In deep or horizontal wells this is often more difficult to achieve due to greater velocity required with casing pressure limitations and available pump rates. In these cases, it is often necessary to use one or more circulation devices to enable staging of the process achieving higher rates at shallower stages.

To displace the mud from the hole, two methods are available dependent upon whether the borehole is open to the reservoir or not. These are:

Indirect Underbalanced Displacement

Direct Balanced Displacement

The former can only be used on wells where the formation is isolated from the wellbore whereas the latter is designed for live well displacement.
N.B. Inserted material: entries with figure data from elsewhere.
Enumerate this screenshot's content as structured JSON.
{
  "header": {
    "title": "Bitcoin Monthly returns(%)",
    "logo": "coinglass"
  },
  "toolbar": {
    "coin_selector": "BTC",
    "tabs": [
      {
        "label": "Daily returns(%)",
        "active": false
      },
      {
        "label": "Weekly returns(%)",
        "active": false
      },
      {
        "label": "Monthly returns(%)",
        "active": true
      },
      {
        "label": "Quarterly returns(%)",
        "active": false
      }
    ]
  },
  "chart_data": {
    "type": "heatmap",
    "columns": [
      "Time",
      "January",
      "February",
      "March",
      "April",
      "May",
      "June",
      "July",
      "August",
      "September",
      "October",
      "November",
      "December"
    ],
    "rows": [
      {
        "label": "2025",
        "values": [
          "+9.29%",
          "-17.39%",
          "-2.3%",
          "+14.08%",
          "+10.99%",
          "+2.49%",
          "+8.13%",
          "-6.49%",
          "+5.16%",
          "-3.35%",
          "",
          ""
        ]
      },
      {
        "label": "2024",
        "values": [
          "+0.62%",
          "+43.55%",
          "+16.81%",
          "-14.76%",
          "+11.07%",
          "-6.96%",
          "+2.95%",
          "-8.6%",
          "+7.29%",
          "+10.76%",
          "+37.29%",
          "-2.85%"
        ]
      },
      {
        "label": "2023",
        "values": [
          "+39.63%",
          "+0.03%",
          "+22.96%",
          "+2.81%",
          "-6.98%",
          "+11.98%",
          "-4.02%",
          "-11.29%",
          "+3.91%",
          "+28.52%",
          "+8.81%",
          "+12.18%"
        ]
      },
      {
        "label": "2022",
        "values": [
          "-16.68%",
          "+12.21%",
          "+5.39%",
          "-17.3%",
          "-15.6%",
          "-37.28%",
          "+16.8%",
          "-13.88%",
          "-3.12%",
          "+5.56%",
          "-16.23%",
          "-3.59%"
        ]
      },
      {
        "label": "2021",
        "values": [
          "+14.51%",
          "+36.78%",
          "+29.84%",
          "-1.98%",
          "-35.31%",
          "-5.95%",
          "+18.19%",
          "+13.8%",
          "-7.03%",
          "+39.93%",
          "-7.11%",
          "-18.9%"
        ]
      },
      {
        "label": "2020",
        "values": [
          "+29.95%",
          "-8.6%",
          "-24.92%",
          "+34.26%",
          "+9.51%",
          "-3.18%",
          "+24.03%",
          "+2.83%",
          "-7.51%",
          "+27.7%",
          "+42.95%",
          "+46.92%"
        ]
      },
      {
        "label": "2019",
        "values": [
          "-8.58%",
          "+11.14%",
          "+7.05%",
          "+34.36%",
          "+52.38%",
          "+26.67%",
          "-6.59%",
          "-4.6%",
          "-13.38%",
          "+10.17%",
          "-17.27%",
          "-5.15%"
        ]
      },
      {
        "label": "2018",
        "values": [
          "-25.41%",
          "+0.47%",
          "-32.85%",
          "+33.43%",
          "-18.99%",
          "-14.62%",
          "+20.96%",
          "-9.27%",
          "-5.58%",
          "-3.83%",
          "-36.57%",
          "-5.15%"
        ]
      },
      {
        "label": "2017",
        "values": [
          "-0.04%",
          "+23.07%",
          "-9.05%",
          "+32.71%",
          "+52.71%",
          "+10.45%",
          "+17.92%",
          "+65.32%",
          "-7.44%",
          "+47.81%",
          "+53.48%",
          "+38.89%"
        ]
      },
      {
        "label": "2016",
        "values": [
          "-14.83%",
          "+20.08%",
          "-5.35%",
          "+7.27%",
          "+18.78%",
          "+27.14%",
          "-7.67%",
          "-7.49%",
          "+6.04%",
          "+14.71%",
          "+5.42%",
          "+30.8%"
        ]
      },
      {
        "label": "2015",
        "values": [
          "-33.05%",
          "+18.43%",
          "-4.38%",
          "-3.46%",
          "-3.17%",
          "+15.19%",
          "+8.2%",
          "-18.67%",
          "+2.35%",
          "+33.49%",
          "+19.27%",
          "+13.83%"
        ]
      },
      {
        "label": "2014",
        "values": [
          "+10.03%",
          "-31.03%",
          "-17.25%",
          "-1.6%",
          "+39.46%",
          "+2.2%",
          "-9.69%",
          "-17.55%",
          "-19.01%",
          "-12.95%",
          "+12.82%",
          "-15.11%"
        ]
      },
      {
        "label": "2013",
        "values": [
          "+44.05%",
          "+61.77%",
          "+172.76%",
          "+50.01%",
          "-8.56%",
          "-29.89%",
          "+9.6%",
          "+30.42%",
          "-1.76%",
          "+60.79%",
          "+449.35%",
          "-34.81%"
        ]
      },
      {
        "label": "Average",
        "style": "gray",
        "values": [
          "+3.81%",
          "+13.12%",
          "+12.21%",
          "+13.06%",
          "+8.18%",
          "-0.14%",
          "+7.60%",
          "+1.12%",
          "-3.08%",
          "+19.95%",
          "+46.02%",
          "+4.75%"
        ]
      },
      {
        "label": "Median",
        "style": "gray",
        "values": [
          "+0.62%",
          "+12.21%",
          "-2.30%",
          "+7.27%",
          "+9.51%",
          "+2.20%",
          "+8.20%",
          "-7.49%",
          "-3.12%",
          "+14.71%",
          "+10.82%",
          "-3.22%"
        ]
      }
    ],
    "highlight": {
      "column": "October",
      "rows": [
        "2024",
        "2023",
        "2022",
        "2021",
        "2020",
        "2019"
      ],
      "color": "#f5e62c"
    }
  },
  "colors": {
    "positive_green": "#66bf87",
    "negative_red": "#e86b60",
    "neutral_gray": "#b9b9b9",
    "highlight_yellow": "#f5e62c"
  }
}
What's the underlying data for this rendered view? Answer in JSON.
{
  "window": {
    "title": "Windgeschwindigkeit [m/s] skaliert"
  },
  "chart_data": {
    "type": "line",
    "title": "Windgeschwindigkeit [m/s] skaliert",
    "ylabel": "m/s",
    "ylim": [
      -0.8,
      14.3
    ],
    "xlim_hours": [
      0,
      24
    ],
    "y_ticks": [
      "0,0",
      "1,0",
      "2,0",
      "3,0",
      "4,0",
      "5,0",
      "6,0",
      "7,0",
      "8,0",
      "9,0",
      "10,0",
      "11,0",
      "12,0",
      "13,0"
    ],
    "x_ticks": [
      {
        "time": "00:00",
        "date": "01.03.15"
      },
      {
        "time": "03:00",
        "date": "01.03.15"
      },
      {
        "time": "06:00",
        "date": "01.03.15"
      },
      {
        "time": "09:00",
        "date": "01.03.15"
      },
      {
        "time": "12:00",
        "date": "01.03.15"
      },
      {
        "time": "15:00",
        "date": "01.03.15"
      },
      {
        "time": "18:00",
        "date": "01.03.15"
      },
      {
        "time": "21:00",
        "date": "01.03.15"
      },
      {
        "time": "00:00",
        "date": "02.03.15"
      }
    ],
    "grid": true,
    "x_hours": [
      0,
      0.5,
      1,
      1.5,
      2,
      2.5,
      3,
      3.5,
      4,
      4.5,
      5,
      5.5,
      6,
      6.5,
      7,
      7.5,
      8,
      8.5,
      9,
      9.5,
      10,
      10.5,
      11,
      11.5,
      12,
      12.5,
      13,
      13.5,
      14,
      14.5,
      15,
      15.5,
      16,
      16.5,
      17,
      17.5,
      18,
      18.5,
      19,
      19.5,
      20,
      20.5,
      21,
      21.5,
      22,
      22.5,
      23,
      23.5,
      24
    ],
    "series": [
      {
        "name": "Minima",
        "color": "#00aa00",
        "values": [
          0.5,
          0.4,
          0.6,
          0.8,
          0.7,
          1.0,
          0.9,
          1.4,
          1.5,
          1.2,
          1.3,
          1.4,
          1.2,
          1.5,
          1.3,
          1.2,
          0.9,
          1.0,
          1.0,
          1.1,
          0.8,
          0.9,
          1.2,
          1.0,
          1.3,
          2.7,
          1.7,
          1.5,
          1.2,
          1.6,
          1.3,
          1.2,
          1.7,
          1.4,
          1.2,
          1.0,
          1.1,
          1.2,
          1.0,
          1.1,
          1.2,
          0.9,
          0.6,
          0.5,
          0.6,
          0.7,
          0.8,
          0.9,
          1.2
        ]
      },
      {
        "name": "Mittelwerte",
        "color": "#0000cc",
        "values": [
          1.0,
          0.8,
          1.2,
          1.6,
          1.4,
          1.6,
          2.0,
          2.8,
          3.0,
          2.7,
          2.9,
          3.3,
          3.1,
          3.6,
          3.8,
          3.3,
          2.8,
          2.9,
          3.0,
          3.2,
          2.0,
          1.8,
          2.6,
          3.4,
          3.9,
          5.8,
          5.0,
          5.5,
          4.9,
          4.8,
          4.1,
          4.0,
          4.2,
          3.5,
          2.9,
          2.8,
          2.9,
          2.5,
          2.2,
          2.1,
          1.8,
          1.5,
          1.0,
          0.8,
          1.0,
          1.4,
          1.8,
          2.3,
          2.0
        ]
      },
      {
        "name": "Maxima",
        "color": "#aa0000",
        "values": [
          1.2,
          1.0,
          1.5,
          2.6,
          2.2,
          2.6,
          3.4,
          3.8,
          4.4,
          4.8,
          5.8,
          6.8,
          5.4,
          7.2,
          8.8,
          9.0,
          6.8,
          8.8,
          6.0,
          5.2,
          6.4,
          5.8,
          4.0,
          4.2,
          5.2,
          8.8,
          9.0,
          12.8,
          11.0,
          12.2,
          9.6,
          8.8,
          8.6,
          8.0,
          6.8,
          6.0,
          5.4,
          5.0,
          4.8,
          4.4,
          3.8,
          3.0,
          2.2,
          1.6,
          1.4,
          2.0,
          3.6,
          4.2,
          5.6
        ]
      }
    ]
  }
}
Indirect underbalanced displacement, (refer to Figure 13.2), is the preferred method as large pills of water or seawater are used after the displacement of the chemical pills at as high a rate as is possible to cause maximum agitation and improve efficiency.

Mud

Viscous Pill

Viscous Pill

Viscous Pill

Brine

Seawater

Seawater

Seawater

Clean-Out

Pill(s)

Figure 13.2-Indirect Underbalanced Displacement

The direct balanced method, (refer to Figure 13.3), requires the clean-out pills to be weighted to maintain well control therefore the use of large water or seawater pills is not feasible.

Oil Base

Mud

Clean-Out Pill(s)

Viscous Pill

Brine

Figure 13.3-Direct Balanced Displacement

Hydraulic flushing is also used to clean-out the wellhead area and BOP cavities with a flushing tool. A high flow rate is necessary to obtain a good clean up and with subsea systems which have large bore risers, the use of circulating subs and a BOP boost line will aid the clean up.

1.4.8 Chemical Removal

Chemical removal of sediment and drilling residue, usually involves circulating chemicals contained in pills which are designed to provide a contact time to remove residue from the walls of the pipe and then flush it to surface. The chemicals normally used are surfactants and flocculants and there are many commercial products on the market purely produced for well clean-outs.

The sequence of pill displacement may vary with the product used but a typical sequence is:

d) HiVis pill to segregate the mud and cleaning agents.

e) Surfactant pill of sufficient volume to give the correct contact time at the rate of pumping.

f) HiVis pill for segregation.

g) Flocculant pill to gather the fines into sizeable clots to aid displacement.